By default, Agent Lint anchors your context in the industry-standard AGENTS.md. However, it natively detects your active IDE and automatically routes maintenance rules to the optimal location:

  • AGENTS.md: The universal standard and default target for most coding agents.
  • CLAUDE.md: Preferred and targeted automatically for Claude-family clients.
  • Managed Rule Files: Specifically optimized for Cursor and Windsurf workflows.
  • .github/copilot-instructions.md: Seamlessly appended with a maintenance block for VS Code / GitHub Copilot users.

What You Get

CLI commands

Command Purpose
agent-lint init Set up Agent Lint MCP config and optionally install maintenance rules
agent-lint scan Scan the workspace and generate a context maintenance report grouped into missing types, incomplete files, stale, conflicting, and weak findings
agent-lint prompt Print a ready-to-paste IDE prompt that chooses a broad workspace scan or a targeted maintenance handoff using current workspace findings and local change signals when available
agent-lint score <file> Score a context artifact against 12 quality dimensions and print targeted improvement suggestions; artifact type is auto-detected from the filename or set with --type

MCP tools

Tool Purpose
agentlint_get_guidelines Return artifact-specific guidance before creating or updating context files
agentlint_plan_workspace_autofix Scan a workspace and return a step-by-step fix plan
agentlint_quick_check Check whether recent code changes require context updates
agentlint_emit_maintenance_snippet Return a reusable maintenance snippet for managed client files or AGENTS.md / CLAUDE.md fallbacks
agentlint_score_artifact Score a context artifact against 12 quality dimensions and return targeted improvement suggestions for autoresearch loops

MCP resources

Resource Purpose
agentlint://guidelines/{type} Readable guidelines for one artifact type
agentlint://template/{type} Skeleton template for a new artifact
agentlint://path-hints/{type} File discovery hints for each IDE client

Supported Clients

agent-lint init supports:

Claude Code Codex Cursor OpenCode Windsurf Claude Desktop VS Code Kilo Code Cline Roo Code Kiro Zed Antigravity

For exact formats and scope support, see:

Core Guarantees

  • Local-first.
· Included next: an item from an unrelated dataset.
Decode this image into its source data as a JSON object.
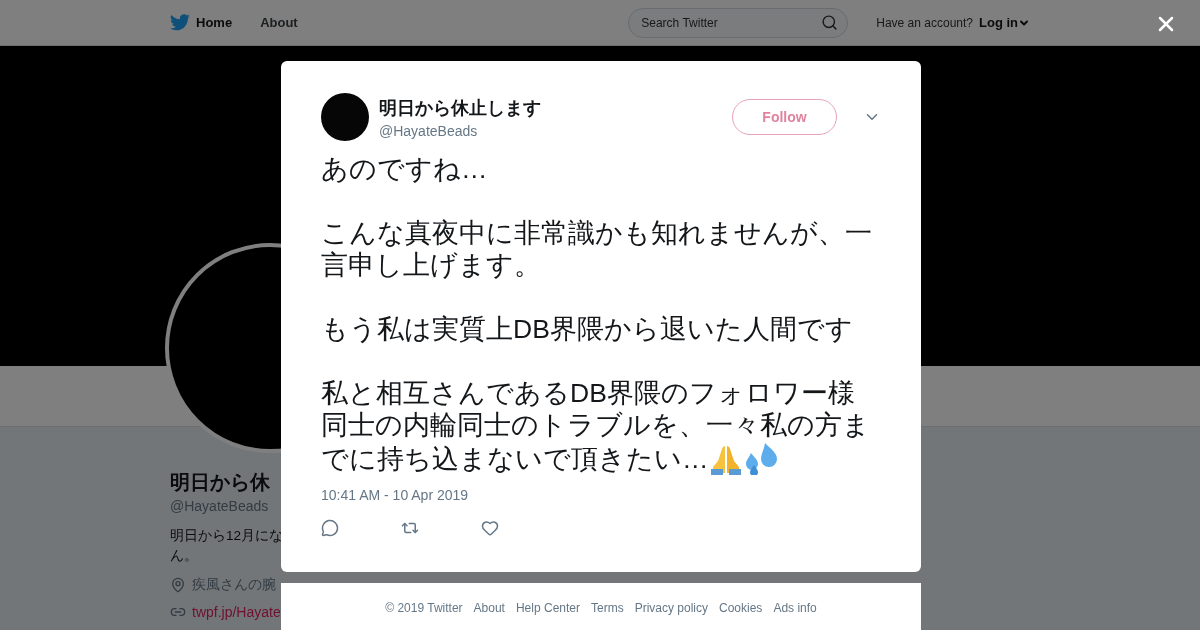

No hosted LLM, no database, and no auth layer.
  • Read-only MCP server. Agent Lint returns guidance; your client agent makes repository changes.
  • Lightweight by design. Separate CLI and MCP packages, minimal dependencies, and strict TypeScript throughout.

Why Agent Lint Takes This Shape

Agent Lint is informed by official documentation across the agent-tool ecosystem and by a narrower set of field reports from practitioners who document what actually improves agent output in real repositories. The overlap across those sources is consistent: keep context lean, make verification explicit, use progressive disclosure for specialized knowledge, and treat plans, workflows, and maintenance rules as operational artifacts rather than prompt dumps.

When a primary source exists, Agent Lint follows that source first. Community writing is used to compare patterns across tools and to stress-test what belongs in durable repository guidance.

Official docs and specifications

Selected field notes and implementation reports

Agent Lint does not mirror any one source directly. It uses the overlap between these references to shape workspace scanning, artifact guidance, maintenance snippets, and context-aware maintenance workflows, while keeping the repository code, tests, and package docs as the local source of truth.

Contributing

pnpm install
pnpm run build
pnpm run typecheck
pnpm run lint
pnpm run test

Public contribution guidance lives in CONTRIBUTING.md. Release steps live in PUBLISH.md.